Pouco depois de proferir sua decisão, Siro Darlan publicou no Facebook a letra da música ‘Felicidade’, cantada por Caetano Veloso: “O pensamento parece uma coisa à toa. Mas como é que a gente voa, quando começa a pensar”. E encerrou com um “Liberdade, liberdade, abre as asas sobre nós.”
Ao longo da semana, o magistrado criticou a forma como o processo foi conduzido pela Polícia Civil. Ele questionou a falta de acesso aos autos, bem como a atitude do delegado-titular da Delegacia de Repressão a Crimes da Informática (DRCI), Alessandro Thiers.

Segundo Darlan, o delegado ignorou ofício que pedia a documentação relativa ao inquérito contra os 23 ativistas. A Polícia Civil, entretanto, afirmou que o ofício não foi recebido. Após receber a notícia do habeas corpus, o advogado Marino D’Icarahy comemorou. “Estou feliz duplamente: como advogado e como pai”, disse, pedindo para que “a sociedade utilize a decisão do desembargador para refletir sobre os linchamentos públicos. A pessoa só é considerada culpada por algo quando o processo está julgado”, lembrou D’Icarahy. 

Segundo os advogados dos ativistas, a partir de agora os documentos serão lidos para que cada acusação possa ser contestada. “Vamos estudar tudo o que está dito no inquérito e derrubaremos todas as acusações”, afirmou. A expectativa é de que os acusados sejam libertados durante o dia de hoje.

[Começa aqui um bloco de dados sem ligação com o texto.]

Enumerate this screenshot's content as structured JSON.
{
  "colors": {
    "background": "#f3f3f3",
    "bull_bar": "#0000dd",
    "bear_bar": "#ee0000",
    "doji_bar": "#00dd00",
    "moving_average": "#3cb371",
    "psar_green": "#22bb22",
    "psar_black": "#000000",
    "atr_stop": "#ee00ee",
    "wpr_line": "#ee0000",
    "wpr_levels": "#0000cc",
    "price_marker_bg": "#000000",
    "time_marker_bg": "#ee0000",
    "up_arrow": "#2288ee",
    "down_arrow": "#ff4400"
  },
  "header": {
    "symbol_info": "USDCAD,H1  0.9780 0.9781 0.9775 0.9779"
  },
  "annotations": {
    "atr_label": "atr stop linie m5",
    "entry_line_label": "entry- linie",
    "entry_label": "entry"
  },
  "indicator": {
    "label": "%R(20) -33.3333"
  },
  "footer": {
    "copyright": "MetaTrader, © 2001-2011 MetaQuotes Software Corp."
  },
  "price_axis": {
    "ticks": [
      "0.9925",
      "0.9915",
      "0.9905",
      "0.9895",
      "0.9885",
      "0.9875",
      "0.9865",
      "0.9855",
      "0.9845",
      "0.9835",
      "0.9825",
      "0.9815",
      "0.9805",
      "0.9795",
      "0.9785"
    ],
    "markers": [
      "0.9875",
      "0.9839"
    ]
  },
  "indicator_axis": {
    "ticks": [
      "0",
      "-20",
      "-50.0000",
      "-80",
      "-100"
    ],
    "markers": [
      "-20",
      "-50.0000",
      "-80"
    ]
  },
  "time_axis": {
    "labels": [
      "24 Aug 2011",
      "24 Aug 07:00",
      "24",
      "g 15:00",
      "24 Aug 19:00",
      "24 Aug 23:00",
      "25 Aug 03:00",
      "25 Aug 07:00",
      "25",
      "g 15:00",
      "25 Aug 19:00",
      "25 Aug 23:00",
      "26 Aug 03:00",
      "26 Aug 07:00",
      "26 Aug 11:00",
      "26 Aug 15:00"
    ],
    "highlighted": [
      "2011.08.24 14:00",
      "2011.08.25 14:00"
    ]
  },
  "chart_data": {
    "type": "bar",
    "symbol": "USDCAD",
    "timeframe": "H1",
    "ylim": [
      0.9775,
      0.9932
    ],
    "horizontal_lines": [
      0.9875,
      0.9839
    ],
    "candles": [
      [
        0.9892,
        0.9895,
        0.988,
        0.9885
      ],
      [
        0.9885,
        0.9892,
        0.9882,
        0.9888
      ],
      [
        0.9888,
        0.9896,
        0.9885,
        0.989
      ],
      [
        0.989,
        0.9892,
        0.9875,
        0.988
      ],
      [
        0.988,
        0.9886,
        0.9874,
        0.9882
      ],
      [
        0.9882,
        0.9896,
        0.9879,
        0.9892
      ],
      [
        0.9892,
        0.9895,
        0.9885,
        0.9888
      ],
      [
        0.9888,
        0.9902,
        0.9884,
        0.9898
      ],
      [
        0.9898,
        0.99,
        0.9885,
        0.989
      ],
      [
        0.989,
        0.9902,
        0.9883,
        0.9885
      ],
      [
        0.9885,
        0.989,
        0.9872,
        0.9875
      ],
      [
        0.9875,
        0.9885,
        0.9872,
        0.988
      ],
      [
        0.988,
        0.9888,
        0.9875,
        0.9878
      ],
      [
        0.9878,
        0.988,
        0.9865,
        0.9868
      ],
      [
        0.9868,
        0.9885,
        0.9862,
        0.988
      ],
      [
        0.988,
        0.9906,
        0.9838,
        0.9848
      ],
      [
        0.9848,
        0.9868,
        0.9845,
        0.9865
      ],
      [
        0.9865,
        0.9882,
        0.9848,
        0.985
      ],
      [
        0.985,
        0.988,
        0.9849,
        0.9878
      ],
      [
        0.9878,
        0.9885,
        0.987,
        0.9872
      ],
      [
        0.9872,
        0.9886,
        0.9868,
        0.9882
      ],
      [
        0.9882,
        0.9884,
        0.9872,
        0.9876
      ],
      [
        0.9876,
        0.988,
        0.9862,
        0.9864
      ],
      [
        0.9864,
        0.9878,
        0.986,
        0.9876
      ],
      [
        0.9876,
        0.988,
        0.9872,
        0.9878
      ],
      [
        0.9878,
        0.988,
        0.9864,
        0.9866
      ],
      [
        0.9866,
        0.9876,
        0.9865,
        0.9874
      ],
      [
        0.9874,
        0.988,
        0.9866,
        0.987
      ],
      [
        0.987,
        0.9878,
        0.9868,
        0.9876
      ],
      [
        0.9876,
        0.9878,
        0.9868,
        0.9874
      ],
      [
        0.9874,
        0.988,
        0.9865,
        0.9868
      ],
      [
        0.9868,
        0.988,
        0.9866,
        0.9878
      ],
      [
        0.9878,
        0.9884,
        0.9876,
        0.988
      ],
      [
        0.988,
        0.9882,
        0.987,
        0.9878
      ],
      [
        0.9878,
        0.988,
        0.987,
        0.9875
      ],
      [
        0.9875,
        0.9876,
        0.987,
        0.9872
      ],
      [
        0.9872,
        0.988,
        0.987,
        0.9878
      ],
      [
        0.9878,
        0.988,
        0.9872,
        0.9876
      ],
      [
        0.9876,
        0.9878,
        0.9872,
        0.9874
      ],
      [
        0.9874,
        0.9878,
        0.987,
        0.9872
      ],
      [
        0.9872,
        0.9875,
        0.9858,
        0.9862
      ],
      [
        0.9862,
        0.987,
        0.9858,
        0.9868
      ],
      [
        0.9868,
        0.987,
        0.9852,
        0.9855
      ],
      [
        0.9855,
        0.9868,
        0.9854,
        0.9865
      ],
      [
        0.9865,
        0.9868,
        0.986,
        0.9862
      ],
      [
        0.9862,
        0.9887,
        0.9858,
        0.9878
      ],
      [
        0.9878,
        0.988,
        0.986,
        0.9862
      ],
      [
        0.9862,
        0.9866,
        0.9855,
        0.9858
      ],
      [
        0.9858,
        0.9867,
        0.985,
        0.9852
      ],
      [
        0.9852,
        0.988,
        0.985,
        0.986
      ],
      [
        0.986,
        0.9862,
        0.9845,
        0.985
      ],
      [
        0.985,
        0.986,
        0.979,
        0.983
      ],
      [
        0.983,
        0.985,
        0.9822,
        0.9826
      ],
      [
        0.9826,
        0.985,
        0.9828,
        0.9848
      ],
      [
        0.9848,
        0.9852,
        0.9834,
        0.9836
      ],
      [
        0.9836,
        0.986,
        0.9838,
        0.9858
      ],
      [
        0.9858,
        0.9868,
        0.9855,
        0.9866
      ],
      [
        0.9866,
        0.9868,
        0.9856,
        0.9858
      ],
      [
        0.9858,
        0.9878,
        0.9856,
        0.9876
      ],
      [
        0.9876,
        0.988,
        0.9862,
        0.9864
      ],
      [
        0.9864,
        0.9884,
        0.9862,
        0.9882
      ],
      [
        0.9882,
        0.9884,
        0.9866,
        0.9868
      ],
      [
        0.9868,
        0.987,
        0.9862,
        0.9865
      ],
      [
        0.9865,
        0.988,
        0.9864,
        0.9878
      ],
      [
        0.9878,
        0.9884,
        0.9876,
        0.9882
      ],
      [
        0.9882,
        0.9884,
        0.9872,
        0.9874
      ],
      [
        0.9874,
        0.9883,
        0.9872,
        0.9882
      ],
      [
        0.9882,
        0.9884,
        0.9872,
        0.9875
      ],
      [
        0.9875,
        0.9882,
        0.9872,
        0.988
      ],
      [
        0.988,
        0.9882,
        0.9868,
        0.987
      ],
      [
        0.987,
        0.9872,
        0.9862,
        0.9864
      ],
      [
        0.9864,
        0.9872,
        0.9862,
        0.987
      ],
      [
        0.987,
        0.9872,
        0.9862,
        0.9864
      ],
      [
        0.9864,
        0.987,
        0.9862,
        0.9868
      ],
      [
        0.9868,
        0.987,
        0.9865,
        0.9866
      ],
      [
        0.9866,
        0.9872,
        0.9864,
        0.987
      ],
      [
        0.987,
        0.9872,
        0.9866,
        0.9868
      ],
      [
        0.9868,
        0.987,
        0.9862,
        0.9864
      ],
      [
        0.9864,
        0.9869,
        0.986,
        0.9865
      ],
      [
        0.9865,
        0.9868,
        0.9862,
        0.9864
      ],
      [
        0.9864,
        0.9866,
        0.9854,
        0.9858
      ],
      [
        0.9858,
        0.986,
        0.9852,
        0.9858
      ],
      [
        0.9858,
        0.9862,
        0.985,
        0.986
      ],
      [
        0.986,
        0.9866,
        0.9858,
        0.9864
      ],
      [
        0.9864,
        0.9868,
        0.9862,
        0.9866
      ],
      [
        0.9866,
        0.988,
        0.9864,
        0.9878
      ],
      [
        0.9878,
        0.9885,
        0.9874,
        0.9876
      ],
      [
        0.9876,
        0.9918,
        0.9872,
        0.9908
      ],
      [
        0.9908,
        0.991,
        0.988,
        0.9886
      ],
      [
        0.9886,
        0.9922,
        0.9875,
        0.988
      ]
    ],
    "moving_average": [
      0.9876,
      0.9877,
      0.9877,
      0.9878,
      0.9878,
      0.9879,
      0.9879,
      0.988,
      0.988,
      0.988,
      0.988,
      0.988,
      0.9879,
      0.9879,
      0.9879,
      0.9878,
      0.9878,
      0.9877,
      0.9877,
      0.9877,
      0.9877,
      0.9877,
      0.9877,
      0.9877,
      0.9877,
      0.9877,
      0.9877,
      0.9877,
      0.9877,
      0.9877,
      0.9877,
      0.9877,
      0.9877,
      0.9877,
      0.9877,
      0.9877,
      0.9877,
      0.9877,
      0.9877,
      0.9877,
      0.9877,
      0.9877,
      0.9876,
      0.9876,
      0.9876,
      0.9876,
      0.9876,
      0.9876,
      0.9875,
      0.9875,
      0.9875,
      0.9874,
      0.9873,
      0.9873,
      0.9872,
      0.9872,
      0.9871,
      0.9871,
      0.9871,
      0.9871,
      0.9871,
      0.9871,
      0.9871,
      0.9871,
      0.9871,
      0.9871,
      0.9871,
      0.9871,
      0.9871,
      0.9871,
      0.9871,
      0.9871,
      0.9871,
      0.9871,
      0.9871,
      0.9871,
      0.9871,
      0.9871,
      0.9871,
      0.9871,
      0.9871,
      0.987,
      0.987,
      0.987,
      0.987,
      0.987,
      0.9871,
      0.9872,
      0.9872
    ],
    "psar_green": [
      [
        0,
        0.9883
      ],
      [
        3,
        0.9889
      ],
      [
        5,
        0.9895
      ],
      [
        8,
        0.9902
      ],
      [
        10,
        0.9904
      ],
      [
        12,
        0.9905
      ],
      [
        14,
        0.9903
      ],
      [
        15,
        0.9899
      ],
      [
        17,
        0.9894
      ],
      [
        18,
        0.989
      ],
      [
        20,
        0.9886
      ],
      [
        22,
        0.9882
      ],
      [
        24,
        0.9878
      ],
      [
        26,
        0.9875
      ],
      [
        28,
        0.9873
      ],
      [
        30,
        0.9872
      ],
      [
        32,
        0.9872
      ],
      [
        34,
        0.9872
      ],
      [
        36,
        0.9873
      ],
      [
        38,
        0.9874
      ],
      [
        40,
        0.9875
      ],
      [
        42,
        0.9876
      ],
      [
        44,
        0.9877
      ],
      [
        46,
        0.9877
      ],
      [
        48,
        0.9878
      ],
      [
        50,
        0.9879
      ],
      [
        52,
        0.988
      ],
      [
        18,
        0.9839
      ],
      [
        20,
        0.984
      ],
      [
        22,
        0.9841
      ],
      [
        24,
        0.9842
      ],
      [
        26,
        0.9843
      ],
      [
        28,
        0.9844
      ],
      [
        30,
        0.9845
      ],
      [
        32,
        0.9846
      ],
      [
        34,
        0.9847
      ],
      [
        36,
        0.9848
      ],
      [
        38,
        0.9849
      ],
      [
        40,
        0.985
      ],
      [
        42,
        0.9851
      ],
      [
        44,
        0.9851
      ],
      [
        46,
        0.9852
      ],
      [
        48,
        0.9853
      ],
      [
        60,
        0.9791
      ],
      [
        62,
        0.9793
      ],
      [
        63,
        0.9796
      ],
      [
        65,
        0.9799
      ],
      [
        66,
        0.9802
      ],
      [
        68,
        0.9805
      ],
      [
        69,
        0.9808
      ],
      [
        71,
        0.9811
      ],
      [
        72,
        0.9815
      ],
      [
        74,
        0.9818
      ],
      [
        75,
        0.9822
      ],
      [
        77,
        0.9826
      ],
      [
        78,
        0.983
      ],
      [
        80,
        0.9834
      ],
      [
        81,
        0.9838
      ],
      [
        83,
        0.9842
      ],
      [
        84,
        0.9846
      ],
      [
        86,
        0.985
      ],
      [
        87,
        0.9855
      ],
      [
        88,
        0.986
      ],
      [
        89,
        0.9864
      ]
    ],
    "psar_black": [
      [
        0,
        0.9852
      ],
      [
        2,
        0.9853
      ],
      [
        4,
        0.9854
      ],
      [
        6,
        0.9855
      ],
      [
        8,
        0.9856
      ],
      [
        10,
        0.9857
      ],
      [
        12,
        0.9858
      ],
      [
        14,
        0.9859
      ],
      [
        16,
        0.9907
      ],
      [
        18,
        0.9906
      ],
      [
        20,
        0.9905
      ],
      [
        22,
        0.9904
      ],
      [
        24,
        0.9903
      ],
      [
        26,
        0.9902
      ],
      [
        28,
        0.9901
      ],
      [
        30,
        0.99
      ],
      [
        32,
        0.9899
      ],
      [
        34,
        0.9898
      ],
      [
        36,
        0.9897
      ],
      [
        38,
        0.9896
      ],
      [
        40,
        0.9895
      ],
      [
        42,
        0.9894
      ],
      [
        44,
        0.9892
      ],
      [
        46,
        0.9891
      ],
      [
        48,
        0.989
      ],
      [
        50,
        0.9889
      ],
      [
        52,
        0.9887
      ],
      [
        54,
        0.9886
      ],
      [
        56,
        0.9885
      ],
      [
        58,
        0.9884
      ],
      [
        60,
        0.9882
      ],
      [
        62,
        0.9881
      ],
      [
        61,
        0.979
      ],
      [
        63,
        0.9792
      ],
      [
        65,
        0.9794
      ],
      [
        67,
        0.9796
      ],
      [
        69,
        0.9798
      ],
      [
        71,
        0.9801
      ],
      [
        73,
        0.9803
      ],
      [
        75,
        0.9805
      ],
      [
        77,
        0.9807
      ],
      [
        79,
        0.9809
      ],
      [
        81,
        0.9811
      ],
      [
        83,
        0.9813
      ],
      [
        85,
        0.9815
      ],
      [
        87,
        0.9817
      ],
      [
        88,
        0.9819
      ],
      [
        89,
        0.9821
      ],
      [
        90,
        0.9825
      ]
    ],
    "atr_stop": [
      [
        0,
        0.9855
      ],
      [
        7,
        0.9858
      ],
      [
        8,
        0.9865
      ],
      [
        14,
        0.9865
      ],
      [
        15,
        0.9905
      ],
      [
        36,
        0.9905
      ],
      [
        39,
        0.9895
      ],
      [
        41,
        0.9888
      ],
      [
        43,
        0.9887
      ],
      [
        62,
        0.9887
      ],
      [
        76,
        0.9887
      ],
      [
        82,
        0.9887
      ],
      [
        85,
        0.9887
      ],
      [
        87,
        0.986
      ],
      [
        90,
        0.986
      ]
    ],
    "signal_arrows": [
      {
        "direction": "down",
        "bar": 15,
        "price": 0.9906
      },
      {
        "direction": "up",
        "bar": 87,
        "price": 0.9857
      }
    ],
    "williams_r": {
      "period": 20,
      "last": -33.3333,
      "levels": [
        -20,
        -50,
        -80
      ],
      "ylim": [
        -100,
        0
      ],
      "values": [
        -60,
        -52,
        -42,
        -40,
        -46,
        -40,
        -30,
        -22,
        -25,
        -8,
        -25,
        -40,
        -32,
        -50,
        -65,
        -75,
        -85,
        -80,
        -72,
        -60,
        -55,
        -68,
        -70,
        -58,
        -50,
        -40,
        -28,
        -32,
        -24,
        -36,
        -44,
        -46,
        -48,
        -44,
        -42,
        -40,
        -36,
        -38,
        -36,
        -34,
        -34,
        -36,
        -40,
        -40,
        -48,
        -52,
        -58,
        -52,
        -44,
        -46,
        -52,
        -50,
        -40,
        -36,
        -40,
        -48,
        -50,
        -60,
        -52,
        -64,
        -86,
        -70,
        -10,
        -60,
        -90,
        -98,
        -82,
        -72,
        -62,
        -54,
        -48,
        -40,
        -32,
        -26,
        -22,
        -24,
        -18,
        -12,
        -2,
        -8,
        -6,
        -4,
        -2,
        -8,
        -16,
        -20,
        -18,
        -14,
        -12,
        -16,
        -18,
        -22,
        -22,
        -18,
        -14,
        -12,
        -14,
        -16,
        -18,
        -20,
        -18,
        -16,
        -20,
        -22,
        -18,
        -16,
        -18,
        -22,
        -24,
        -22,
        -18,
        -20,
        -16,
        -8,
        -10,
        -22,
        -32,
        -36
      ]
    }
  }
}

Elisa Quadros%2C a SininhoJosé Pedro Monteiro / Agência O Dia

Operação desencadeada após um ano de investigação

A Operação Fire Wall foi desencadeada pela Delegacia de Repressão aos Crimes de Informática (DRCI) dia 12, véspera da final da Copa do Mundo, para cumprir mandados de prisão de acusados por envolvimento em atos de vandalismo ocorridos em protestos desde junho de 2013. Vinte e três ativistas foram presos no Rio, em Búzios e em Porto Alegre (RS), onde estava Elisa Quadros Sanzi, a Sininho. A polícia afirma que ela é uma das líderes do movimento.

Fábio Raposo Barbosa e Caio Silva Rangel, que também tiveram as prisões preventivas decretadas, estão presos no Complexo de Gericinó acusados da morte do cinegrafista Santiago Andrade, em fevereiro, num ato na Central.

As investigações duraram um ano e contaram com escutas telefônicas autorizadas pela Justiça. No inquérito, a polícia afirma que as gravações comprovariam que ativistas prepararam coquetéis molotov. Muitos artefatos foram usados contra estabelecimentos, prédios públicos e contra PMs. Com prisão decretada, a advogada Eloísa Samy pediu asilo no Consulado do Uruguai. Agora está livre.